La Escritura, sin embargo, corre el riesgo de ser reducida a un accesorio de campaña. Lo que debería ser Palabra profética se convierte en eslogan. Lo que debería ser una teología sólida se transforma en un bricolaje ideológico, lo que Nietzsche llamaría “una transvaloración de valores”, es decir, usar lo sagrado para fines profanos.


Kierkegaard lo anticipó en el siglo XIX: el cristianismo domesticado por la política se convierte en una caricatura. Lo que debería escandalizar al mundo termina aplaudiendo al poder. Por eso, la pregunta es ineludible: ¿el cristianismo es de izquierda o de derecha, o es radicalmente distinto?

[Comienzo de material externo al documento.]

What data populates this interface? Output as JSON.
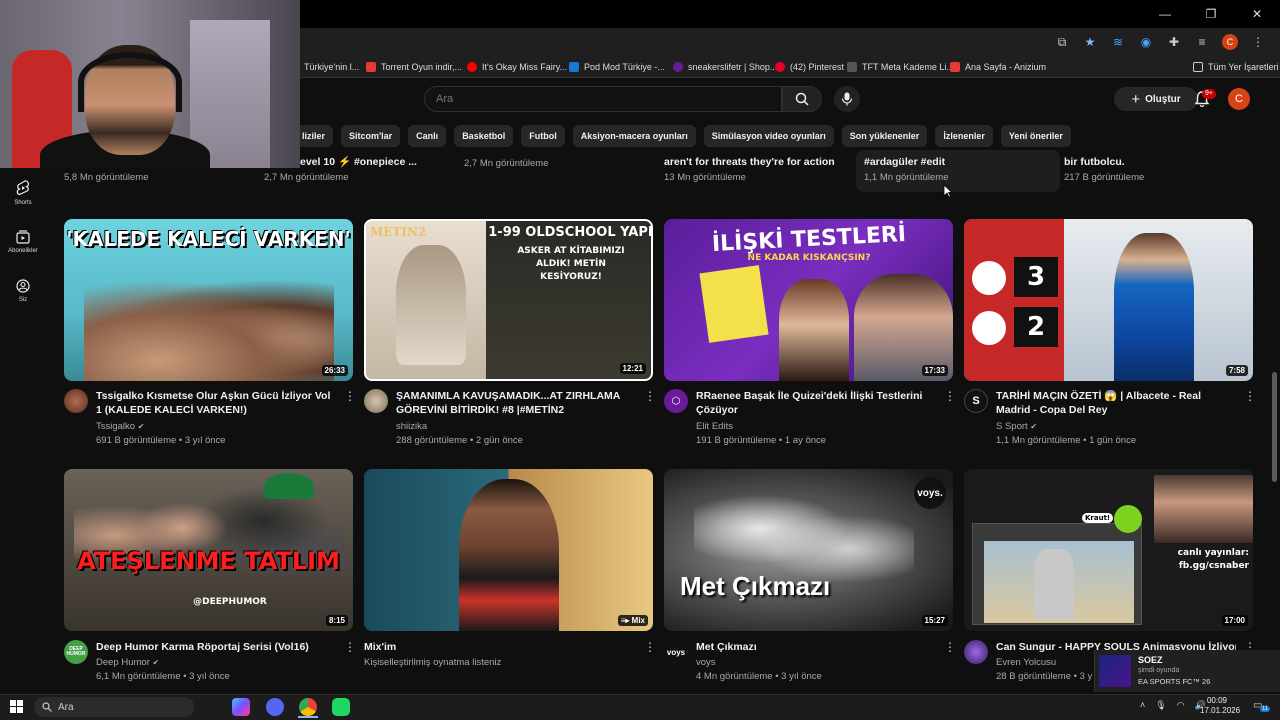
{
  "browser": {
    "bookmarks": [
      "Türkiye'nin l...",
      "Torrent Oyun indir,...",
      "It's Okay Miss Fairy...",
      "Pod Mod Türkiye -...",
      "sneakerslifetr | Shop...",
      "(42) Pinterest",
      "TFT Meta Kademe Li...",
      "Ana Sayfa - Anizium"
    ],
    "all_bookmarks": "Tüm Yer İşaretleri",
    "profile_letter": "C",
    "bookmark_colors": [
      "#888888",
      "#e53935",
      "#ff0000",
      "#1976d2",
      "#6a1b9a",
      "#e60023",
      "#555555",
      "#e53935"
    ]
  },
  "header": {
    "search_placeholder": "Ara",
    "create_label": "Oluştur",
    "notif_badge": "9+",
    "avatar_letter": "C"
  },
  "chips": [
    "liziler",
    "Sitcom'lar",
    "Canlı",
    "Basketbol",
    "Futbol",
    "Aksiyon-macera oyunları",
    "Simülasyon video oyunları",
    "Son yüklenenler",
    "İzlenenler",
    "Yeni öneriler"
  ],
  "sidebar": [
    {
      "icon": "shorts-icon",
      "label": "Shorts"
    },
    {
      "icon": "subscriptions-icon",
      "label": "Abonelikler"
    },
    {
      "icon": "you-icon",
      "label": "Siz"
    }
  ],
  "prev_row": [
    {
      "title": "",
      "meta": "5,8 Mn görüntüleme"
    },
    {
      "title": "evel 10 ⚡ #onepiece ...",
      "meta": "2,7 Mn görüntüleme"
    },
    {
      "title": "",
      "meta": "2,7 Mn görüntüleme"
    },
    {
      "title": "aren't for threats they're for action",
      "meta": "13 Mn görüntüleme"
    },
    {
      "title": "#ardagüler #edit",
      "meta": "1,1 Mn görüntüleme"
    },
    {
      "title": "bir futbolcu.",
      "meta": "217 B görüntüleme"
    }
  ],
  "videos": [
    {
      "title": "Tssigalko Kısmetse Olur Aşkın Gücü İzliyor Vol 1 (KALEDE KALECİ VARKEN!)",
      "channel": "Tssigalko",
      "meta": "691 B görüntüleme • 3 yıl önce",
      "duration": "26:33",
      "thumb_text": "'KALEDE KALECİ VARKEN'",
      "verified": true
    },
    {
      "title": "ŞAMANIMLA KAVUŞAMADIK...AT ZIRHLAMA GÖREVİNİ BİTİRDİK! #8 |#METİN2",
      "channel": "shiizika",
      "meta": "288 görüntüleme • 2 gün önce",
      "duration": "12:21",
      "thumb_text": "1-99 OLDSCHOOL YAPI",
      "thumb_sub": "ASKER AT KİTABIMIZI ALDIK! METİN KESİYORUZ!",
      "thumb_logo": "METIN2",
      "verified": false
    },
    {
      "title": "RRaenee Başak İle Quizei'deki İlişki Testlerini Çözüyor",
      "channel": "Elit Edits",
      "meta": "191 B görüntüleme • 1 ay önce",
      "duration": "17:33",
      "thumb_text": "İLİŞKİ TESTLERİ",
      "thumb_sub": "NE KADAR KISKANÇSIN?",
      "verified": false
    },
    {
      "title": "TARİHİ MAÇIN ÖZETİ 😱 | Albacete - Real Madrid - Copa Del Rey",
      "channel": "S Sport",
      "meta": "1,1 Mn görüntüleme • 1 gün önce",
      "duration": "7:58",
      "score_home": "3",
      "score_away": "2",
      "verified": true
    },
    {
      "title": "Deep Humor Karma Röportaj Serisi (Vol16)",
      "channel": "Deep Humor",
      "meta": "6,1 Mn görüntüleme • 3 yıl önce",
      "duration": "8:15",
      "thumb_text": "ATEŞLENME TATLIM",
      "thumb_sub": "@DEEPHUMOR",
      "avatar_text": "DEEP HUMOR",
      "verified": true
    },
    {
      "title": "Mix'im",
      "channel": "Kişiselleştirilmiş oynatma listeniz",
      "meta": "",
      "duration": "Mix",
      "verified": false
    },
    {
      "title": "Met Çıkmazı",
      "channel": "voys",
      "meta": "4 Mn görüntüleme • 3 yıl önce",
      "duration": "15:27",
      "thumb_text": "Met Çıkmazı",
      "thumb_logo": "voys.",
      "avatar_text": "voys",
      "verified": false
    },
    {
      "title": "Can Sungur - HAPPY SOULS Animasyonu İzliyor",
      "channel": "Evren Yolcusu",
      "meta": "28 B görüntüleme • 3 y",
      "duration": "17:00",
      "thumb_text": "canlı yayınlar: fb.gg/csnaber",
      "thumb_sub": "Kraut!",
      "verified": false
    }
  ],
  "notification": {
    "name": "SOEZ",
    "status": "şimdi oyunda",
    "game": "EA SPORTS FC™ 26"
  },
  "taskbar": {
    "search": "Ara",
    "time": "00:09",
    "date": "17.01.2026",
    "badge": "11"
  },
  "colors": {
    "accent": "#ff0000",
    "bg": "#0f0f0f",
    "chip": "#272727"
  }
}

Política y religión en tensión

Desde los albores del pensamiento occidental, la política y la religión han coexistido en un delicado equilibrio de cooperación y conflicto. Aristóteles, en su Política, entendía la vida en comunidad como un proyecto orientado hacia el bien supremo (to koinón agathón), donde el ciudadano encuentra su plenitud en la polis. En contraste, Agustín de Hipona, en La Ciudad de Dios, sostenía que el verdadero fin del ser humano no se halla en la organización terrenal, sino en la unión del alma con Dios, el summum bonum.


Aquí emerge la tensión: la política busca justicia en lo temporal, mientras la religión orienta hacia lo eterno. Cuando ambas esferas se cruzan, aparece la gran pregunta que atraviesa siglos: ¿debe la fe ser utilizada como instrumento de legitimación política, o la política debe someterse al juicio moral de la fe?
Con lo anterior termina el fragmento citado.